Two links landed in our inbox last week and I haven't been able to keep myself from returning to their landing pages. Both links lead to work by Bill Hayward, the brilliant photographer, filmaker, and chronicler of the body whom we've been following since we started this blog. I love the way Bill captures the raw emotion of his subjects and when I watch his film and dance productions and look at his portraits, I'm aware of tension building in my own body. It's the kind of tension you feel when a jazz singer sings behind the beat; by holding back the performer creates suspense that doesn't resolve until the singer "catches up" with the music. It's uncomfortable . . . and thrilling. The best classical dancers can do this even though they're working within the constraints of precise choreography.

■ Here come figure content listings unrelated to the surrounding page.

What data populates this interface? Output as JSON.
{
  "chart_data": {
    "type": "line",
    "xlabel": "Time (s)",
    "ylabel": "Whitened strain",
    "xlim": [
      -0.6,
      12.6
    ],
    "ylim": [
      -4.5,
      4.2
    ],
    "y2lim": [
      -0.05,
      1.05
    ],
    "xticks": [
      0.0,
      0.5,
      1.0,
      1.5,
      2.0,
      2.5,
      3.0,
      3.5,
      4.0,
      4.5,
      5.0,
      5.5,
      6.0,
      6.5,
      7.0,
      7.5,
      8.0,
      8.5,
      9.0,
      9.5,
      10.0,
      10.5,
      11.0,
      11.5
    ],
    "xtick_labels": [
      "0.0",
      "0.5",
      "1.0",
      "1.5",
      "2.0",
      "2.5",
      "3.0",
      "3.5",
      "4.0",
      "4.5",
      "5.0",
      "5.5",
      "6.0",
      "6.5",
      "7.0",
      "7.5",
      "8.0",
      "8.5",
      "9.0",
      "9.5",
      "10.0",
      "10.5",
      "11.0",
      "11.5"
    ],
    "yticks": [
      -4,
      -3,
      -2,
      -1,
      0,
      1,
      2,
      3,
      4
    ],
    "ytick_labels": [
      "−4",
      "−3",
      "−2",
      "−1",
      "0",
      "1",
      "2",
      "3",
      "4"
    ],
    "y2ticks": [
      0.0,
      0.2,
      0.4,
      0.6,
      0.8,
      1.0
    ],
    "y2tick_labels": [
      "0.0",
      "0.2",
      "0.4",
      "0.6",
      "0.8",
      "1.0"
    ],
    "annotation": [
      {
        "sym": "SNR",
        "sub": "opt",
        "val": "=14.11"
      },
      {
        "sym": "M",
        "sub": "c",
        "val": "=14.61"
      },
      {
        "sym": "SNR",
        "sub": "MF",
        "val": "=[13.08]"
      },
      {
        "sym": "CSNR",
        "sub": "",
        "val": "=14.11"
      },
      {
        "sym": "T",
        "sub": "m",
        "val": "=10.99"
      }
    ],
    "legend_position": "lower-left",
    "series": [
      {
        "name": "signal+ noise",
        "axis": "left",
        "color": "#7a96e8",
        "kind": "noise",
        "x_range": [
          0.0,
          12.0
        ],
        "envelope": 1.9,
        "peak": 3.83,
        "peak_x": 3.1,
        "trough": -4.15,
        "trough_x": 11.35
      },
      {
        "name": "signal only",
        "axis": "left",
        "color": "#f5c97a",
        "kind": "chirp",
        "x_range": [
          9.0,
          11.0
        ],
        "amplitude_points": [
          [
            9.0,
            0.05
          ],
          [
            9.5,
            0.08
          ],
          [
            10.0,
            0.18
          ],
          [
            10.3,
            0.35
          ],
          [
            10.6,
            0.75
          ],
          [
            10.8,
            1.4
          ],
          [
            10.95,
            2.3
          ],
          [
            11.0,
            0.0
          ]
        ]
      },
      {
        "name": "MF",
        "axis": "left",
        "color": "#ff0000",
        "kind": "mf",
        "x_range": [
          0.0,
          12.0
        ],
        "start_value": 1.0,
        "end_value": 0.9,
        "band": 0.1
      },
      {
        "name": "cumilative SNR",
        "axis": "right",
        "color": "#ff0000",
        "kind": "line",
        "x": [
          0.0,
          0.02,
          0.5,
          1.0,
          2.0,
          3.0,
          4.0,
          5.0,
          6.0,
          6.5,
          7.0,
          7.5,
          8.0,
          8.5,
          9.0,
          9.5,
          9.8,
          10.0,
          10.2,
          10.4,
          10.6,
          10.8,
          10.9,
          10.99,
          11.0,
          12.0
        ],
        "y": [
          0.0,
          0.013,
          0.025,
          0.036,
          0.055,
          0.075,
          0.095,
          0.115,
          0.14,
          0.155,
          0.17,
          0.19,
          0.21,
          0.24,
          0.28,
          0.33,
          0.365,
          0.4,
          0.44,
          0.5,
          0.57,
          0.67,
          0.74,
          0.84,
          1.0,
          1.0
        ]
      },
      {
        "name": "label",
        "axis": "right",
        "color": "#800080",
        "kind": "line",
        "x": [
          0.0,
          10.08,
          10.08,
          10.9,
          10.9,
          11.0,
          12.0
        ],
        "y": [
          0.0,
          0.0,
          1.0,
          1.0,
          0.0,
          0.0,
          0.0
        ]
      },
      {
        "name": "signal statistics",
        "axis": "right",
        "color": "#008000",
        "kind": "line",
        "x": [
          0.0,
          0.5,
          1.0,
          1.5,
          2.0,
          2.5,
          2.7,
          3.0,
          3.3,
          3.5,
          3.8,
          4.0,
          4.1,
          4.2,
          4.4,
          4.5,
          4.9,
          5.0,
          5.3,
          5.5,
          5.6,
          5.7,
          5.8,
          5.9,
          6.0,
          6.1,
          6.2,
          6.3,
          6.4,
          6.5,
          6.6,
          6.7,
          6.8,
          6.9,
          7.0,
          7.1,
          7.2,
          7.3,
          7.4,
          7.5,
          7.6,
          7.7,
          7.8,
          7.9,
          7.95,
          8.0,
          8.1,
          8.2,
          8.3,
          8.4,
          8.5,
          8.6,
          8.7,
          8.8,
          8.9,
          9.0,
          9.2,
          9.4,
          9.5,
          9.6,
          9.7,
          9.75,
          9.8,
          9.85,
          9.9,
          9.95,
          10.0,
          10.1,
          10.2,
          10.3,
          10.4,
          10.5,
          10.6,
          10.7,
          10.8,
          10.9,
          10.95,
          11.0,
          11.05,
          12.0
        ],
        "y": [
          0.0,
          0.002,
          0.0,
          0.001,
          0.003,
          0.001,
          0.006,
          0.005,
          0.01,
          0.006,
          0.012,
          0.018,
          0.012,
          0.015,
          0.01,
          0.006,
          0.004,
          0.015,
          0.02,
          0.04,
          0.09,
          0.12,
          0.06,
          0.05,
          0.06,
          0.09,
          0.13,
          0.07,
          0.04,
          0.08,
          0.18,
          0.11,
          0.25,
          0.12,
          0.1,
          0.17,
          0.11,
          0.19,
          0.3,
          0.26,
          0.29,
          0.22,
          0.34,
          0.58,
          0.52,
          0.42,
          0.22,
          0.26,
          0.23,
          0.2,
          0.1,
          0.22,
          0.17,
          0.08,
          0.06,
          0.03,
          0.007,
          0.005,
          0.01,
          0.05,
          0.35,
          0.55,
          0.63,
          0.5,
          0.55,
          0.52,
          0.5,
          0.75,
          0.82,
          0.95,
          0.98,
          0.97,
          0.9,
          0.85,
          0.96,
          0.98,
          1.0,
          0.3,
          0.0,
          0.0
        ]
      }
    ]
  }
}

Forgive my meandering way of saying you must check out these recent publications of Bill's work. The first appears in the current issue of The Coffin Factory alongside work by Lydia Davis, T.C. Boyle, and Charles Simic, among others. “Postcards” is from “The Museum of Emotions” from Bill's film Asphalt, Muscle & Bone, which we've written about elsewhere on this blog.
The second link leads to Psychology Tomorrow magazine and Wilhelmina Frankfurt's memoir of George Balanchine. Bill's photos of Frankfurt illustrate the piece and they're stunning. In her piece, Frankfurt describes her final encounter with Mr. B. Shocking but not surprising.